REST - HTTP Bindings
REST is claimed to not be limited to HTTP. This may be true, but it is not entirely obvious how a scheme based on URIs, HTTP Header Parameters, HTTP Verbs, and an Optional Request Body, could be translated to other transports.
REST - WebSocket
Although not directly related to our class of applications, REST appears to be entirely incompatible with event based communication including WebSocket and postMessage().
REST - Serialization
A common feature of transaction systems, is storing transaction data. Since the meaning (semantics) of a REST request is not uniquely defined by the "payload", a complete store operation would (presumably) include HTTP verb, URI, and HTTP headers as well.
It is for sure doable but it seems rather messy compared to serializing "Old School" typically self-contained XML messages.
REST - Signed Requests
Believe it or not, but there is currently no established standard for signing REST requests.
Well, when you look more closely into the matter, you will find that a major hurdle is that a proper signature scheme should sign all elements characterizing the semantics of a request which for REST also include HTTP verb, URI, and HTTP headers, making canonicalization awkward.
If you to the above add countersigned messages which are a useful feature in transaction systems, you will likely end-up with an ugly mixture of JSON and non-JSON data.

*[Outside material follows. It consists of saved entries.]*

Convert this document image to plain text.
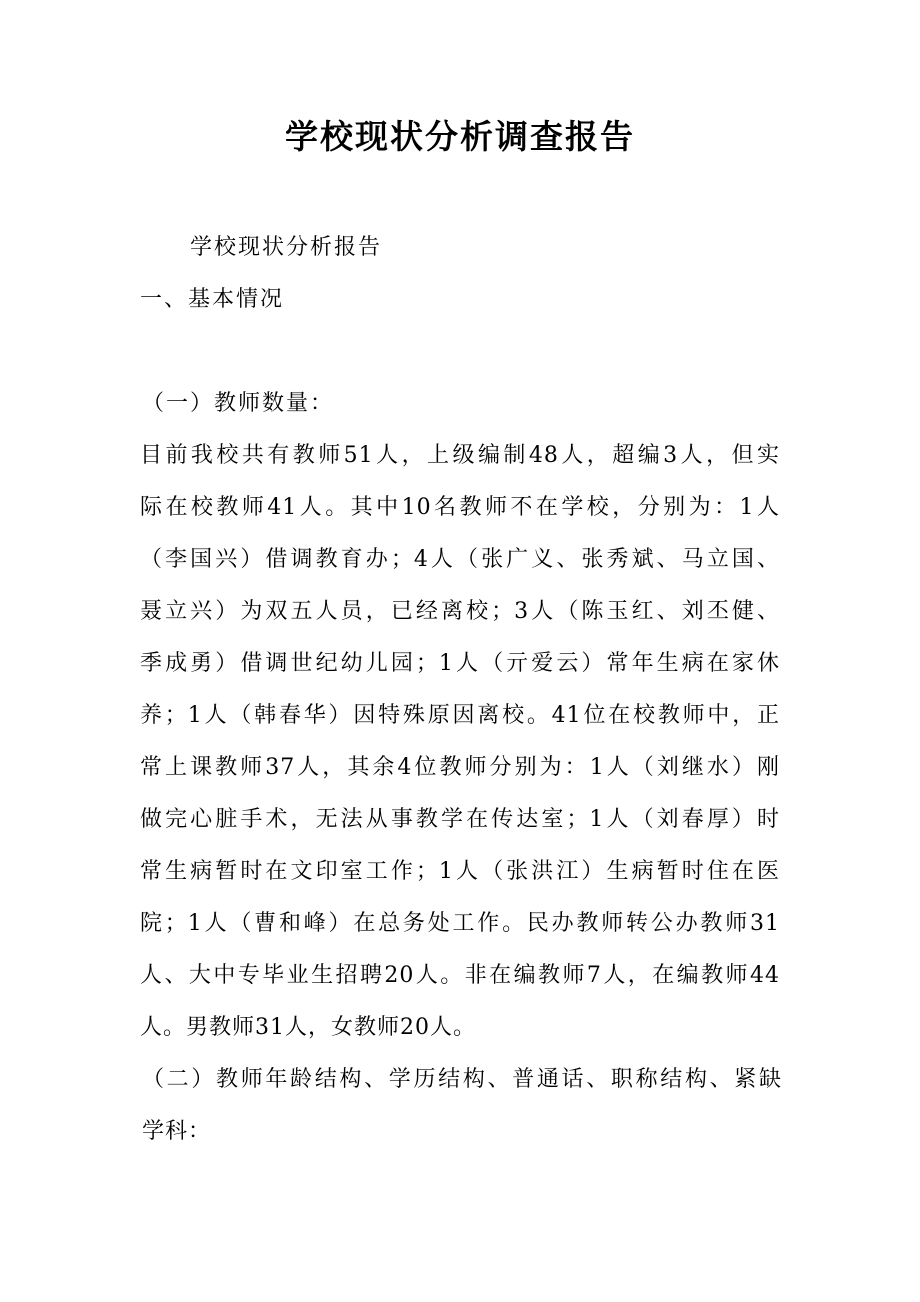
学校现状分析调查报告
学校现状分析报告
一、基本情况
（一）教师数量：
目前我校共有教师51人，上级编制48人，超编3人，但实
际在校教师41人。其中10名教师不在学校，分别为：1人
（李国兴）借调教育办；4人（张广义、张秀斌、马立国、
聂立兴）为双五人员，已经离校；3人（陈玉红、刘丕健、
季成勇）借调世纪幼儿园；1人（亓爱云）常年生病在家休
养；1人（韩春华）因特殊原因离校。41位在校教师中，正
常上课教师37人，其余4位教师分别为：1人（刘继水）刚
做完心脏手术，无法从事教学在传达室；1人（刘春厚）时
常生病暂时在文印室工作；1人（张洪江）生病暂时住在医
院；1人（曹和峰）在总务处工作。民办教师转公办教师31
人、大中专毕业生招聘20人。非在编教师7人，在编教师44
人。男教师31人，女教师20人。
（二）教师年龄结构、学历结构、普通话、职称结构、紧缺
学科：
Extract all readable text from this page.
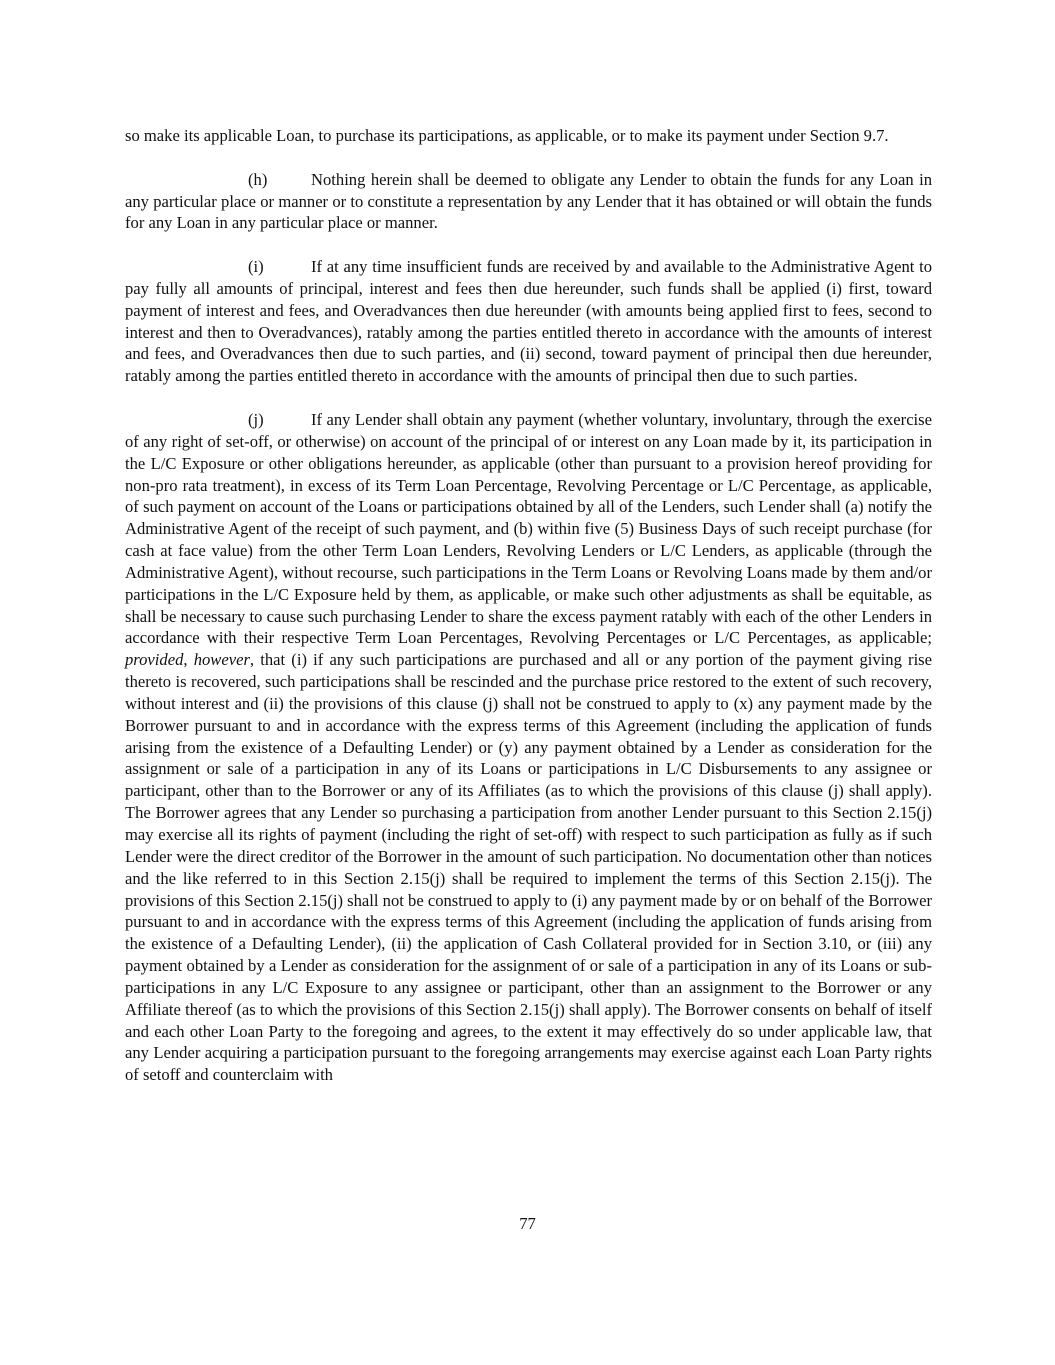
so make its applicable Loan, to purchase its participations, as applicable, or to make its payment under Section 9.7.

(h)	Nothing herein shall be deemed to obligate any Lender to obtain the funds for any Loan in any particular place or manner or to constitute a representation by any Lender that it has obtained or will obtain the funds for any Loan in any particular place or manner.

(i)	If at any time insufficient funds are received by and available to the Administrative Agent to pay fully all amounts of principal, interest and fees then due hereunder, such funds shall be applied (i) first, toward payment of interest and fees, and Overadvances then due hereunder (with amounts being applied first to fees, second to interest and then to Overadvances), ratably among the parties entitled thereto in accordance with the amounts of interest and fees, and Overadvances then due to such parties, and (ii) second, toward payment of principal then due hereunder, ratably among the parties entitled thereto in accordance with the amounts of principal then due to such parties.

(j)	If any Lender shall obtain any payment (whether voluntary, involuntary, through the exercise of any right of set-off, or otherwise) on account of the principal of or interest on any Loan made by it, its participation in the L/C Exposure or other obligations hereunder, as applicable (other than pursuant to a provision hereof providing for non-pro rata treatment), in excess of its Term Loan Percentage, Revolving Percentage or L/C Percentage, as applicable, of such payment on account of the Loans or participations obtained by all of the Lenders, such Lender shall (a) notify the Administrative Agent of the receipt of such payment, and (b) within five (5) Business Days of such receipt purchase (for cash at face value) from the other Term Loan Lenders, Revolving Lenders or L/C Lenders, as applicable (through the Administrative Agent), without recourse, such participations in the Term Loans or Revolving Loans made by them and/or participations in the L/C Exposure held by them, as applicable, or make such other adjustments as shall be equitable, as shall be necessary to cause such purchasing Lender to share the excess payment ratably with each of the other Lenders in accordance with their respective Term Loan Percentages, Revolving Percentages or L/C Percentages, as applicable; provided, however, that (i) if any such participations are purchased and all or any portion of the payment giving rise thereto is recovered, such participations shall be rescinded and the purchase price restored to the extent of such recovery, without interest and (ii) the provisions of this clause (j) shall not be construed to apply to (x) any payment made by the Borrower pursuant to and in accordance with the express terms of this Agreement (including the application of funds arising from the existence of a Defaulting Lender) or (y) any payment obtained by a Lender as consideration for the assignment or sale of a participation in any of its Loans or participations in L/C Disbursements to any assignee or participant, other than to the Borrower or any of its Affiliates (as to which the provisions of this clause (j) shall apply). The Borrower agrees that any Lender so purchasing a participation from another Lender pursuant to this Section 2.15(j) may exercise all its rights of payment (including the right of set-off) with respect to such participation as fully as if such Lender were the direct creditor of the Borrower in the amount of such participation. No documentation other than notices and the like referred to in this Section 2.15(j) shall be required to implement the terms of this Section 2.15(j). The provisions of this Section 2.15(j) shall not be construed to apply to (i) any payment made by or on behalf of the Borrower pursuant to and in accordance with the express terms of this Agreement (including the application of funds arising from the existence of a Defaulting Lender), (ii) the application of Cash Collateral provided for in Section 3.10, or (iii) any payment obtained by a Lender as consideration for the assignment of or sale of a participation in any of its Loans or sub-participations in any L/C Exposure to any assignee or participant, other than an assignment to the Borrower or any Affiliate thereof (as to which the provisions of this Section 2.15(j) shall apply). The Borrower consents on behalf of itself and each other Loan Party to the foregoing and agrees, to the extent it may effectively do so under applicable law, that any Lender acquiring a participation pursuant to the foregoing arrangements may exercise against each Loan Party rights of setoff and counterclaim with

77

An example of a REST signature scheme used by Amazon.com: http://docs.aws.amazon.com/AmazonS3/latest/API/sig-v4-header-based-auth.html.
Another Take on "Transaction System" APIs on the Web
The following paper outlines a scheme called YASMIN which I consider a viable alternative to REST based APIs: https://cyberphone.github.io/doc/web/yasmin.html.
Unlike REST, YASMIN was also designed to support event based communication which addresses an entirely different set of Web applications.